Mentees, friends and colleagues of Berky Nelson stepped up to the podium at the center of Pauley Pavilion on Tuesday and put on a UCLA baseball cap, before recounting memories of the former UCLA faculty member.
“In Berky’s honor … I have to put on a cap,” said Keith Parker, assistant vice chancellor of the Office of Government and Community Relations, who introduced the memorial event. During his time at UCLA, Nelson became known for his signature blue cap.
About 200 people attended the event Tuesday to honor H. Viscount “Berky” Nelson, who died in October.

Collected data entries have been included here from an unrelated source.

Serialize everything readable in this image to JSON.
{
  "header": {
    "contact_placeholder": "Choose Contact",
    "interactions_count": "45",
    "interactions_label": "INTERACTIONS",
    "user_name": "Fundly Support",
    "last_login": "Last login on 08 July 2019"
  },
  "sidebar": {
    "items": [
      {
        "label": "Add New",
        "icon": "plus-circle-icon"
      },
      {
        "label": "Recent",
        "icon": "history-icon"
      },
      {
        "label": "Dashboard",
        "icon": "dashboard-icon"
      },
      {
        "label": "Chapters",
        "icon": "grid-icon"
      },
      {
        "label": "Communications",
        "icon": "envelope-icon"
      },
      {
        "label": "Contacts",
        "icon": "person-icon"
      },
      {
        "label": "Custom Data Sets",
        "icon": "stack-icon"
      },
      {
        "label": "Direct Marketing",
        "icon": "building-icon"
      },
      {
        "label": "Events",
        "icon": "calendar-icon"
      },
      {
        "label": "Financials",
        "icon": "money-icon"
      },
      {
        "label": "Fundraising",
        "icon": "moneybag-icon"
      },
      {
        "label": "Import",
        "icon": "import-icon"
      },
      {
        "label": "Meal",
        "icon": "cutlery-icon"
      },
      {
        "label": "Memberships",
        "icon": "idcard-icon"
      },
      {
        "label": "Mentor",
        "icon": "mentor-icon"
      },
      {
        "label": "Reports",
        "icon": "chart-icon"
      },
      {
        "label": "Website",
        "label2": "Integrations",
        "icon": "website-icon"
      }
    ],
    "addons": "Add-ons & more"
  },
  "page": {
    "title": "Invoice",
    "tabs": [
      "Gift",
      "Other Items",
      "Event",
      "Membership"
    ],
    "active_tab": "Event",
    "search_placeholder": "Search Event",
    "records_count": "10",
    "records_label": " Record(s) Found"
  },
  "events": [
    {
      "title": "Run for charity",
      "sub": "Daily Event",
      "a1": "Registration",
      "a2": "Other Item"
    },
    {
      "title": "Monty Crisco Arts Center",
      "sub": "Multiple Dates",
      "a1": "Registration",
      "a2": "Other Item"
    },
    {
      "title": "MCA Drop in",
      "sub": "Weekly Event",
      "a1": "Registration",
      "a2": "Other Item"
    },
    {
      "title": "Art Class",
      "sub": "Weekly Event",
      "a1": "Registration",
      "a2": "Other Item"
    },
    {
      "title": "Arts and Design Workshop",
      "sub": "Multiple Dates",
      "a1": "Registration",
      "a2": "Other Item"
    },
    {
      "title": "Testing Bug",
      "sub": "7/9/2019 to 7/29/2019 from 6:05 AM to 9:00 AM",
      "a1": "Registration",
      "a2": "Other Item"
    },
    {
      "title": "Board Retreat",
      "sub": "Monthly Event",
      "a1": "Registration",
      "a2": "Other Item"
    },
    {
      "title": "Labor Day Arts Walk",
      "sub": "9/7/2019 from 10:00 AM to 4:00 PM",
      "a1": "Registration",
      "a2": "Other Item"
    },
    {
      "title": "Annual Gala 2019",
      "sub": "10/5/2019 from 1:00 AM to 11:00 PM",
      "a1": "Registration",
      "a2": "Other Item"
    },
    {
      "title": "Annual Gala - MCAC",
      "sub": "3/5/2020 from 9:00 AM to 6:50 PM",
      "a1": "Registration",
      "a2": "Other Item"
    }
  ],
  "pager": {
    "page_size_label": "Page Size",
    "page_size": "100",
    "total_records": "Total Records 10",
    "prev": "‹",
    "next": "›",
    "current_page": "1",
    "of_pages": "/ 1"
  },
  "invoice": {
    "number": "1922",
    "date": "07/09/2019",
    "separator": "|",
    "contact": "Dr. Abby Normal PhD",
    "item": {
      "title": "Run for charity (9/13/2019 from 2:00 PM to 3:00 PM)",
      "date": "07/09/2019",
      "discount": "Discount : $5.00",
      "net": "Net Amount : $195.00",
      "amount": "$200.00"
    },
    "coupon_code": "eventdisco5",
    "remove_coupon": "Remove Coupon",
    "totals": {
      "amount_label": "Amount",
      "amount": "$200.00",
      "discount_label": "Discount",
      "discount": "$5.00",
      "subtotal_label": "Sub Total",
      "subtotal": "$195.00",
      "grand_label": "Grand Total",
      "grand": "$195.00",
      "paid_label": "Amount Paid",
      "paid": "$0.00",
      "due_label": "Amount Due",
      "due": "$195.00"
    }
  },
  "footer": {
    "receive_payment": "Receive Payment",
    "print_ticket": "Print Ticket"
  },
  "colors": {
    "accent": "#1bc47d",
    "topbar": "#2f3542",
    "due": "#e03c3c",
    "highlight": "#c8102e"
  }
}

Several people at the event said he played a large role in student affairs and increasing diversity at UCLA since the 1960’s.
Nelson began working at UCLA in 1969 as the director of campus programs and activities. Throughout his years, he became a mentor to several UCLA students.
The event opened with a video interview with Nelson. In the recording, Nelson shook his head modestly after the interviewer told him some students considered him a great mentor.
PHOTO GALLERY: UCLA remembers Berky Nelson for decades of service
“I can only accept with humility,” Nelson said in the video. “I hope that person will influence more people than I could.”
Kevin Tolbert, president of the UCLA Black Alumni Association, said he remembers moving into Sproul Hall in 1980. He was intimidated because he was the only black student on his floor and didn’t know what to expect, but meeting Nelson helped him find his place.
“It was great for me to meet a black man in authority at UCLA,” Tolbert said.
Several people spoke about their experiences with Nelson, including UCLA Athletics Director Dan Guerrero, Janina Montero, vice chancellor of student affairs, and Chris and Berk Nelson, Berky Nelson’s sons.
Robert Naples, who was the associate vice chancellor and dean of students for nearly 20 years, said he was Berky Nelson’s supervisor, but considered him a good friend and ally.
“(Nelson) was brilliantly astute,” Naples said. “(He was) one of the smartest individuals I have met, well read and opinionated. He would do anything for anyone and was a good friend of students.”
Naples said he remembers how well Nelson handled difficult situations. In 1998, a student protest broke out after Chancellor Albert Carnesale refused to contest Proposition 209, which prohibited universities from considering ethnicity, race, sex and other factors in their admissions.
“I had responsibility (ultimately) but he was always in the middle (of it),” Naples said. “(Nelson) took the lead in dealing with leaders of the protest so they can make their statements. He always got to the heart of it by figuring out what people wanted to achieve. ”
Derrick Mims met Nelson when he started working in the Office of Government and Community Relations at UCLA in 1990 to improve the off-campus community in Los Angeles.
“When you work with students and the community, you work with Berky Nelson,” he said.
Mims, a USC alumnus, smiled as he recalled the way he and Nelson used to tease each other about the fact that he came from UCLA’s notorious rival.
“I used to say I was at UCLA for my missionary work, and he’d come back with a witty response about trying to bring me to civilization,” Mims said with a laugh. “Working with him, I became a better man. We stayed focused on our mission, but we had fun doing it.”
He said he used to turn on the news at night to watch protests and rallies at universities and would find out Nelson had been right in the middle of them.
“He was always physically trying to make a difference,” Mims said. “ Not from up high, not as an administrator – he was on the ground. His impact and legacy will always be here.”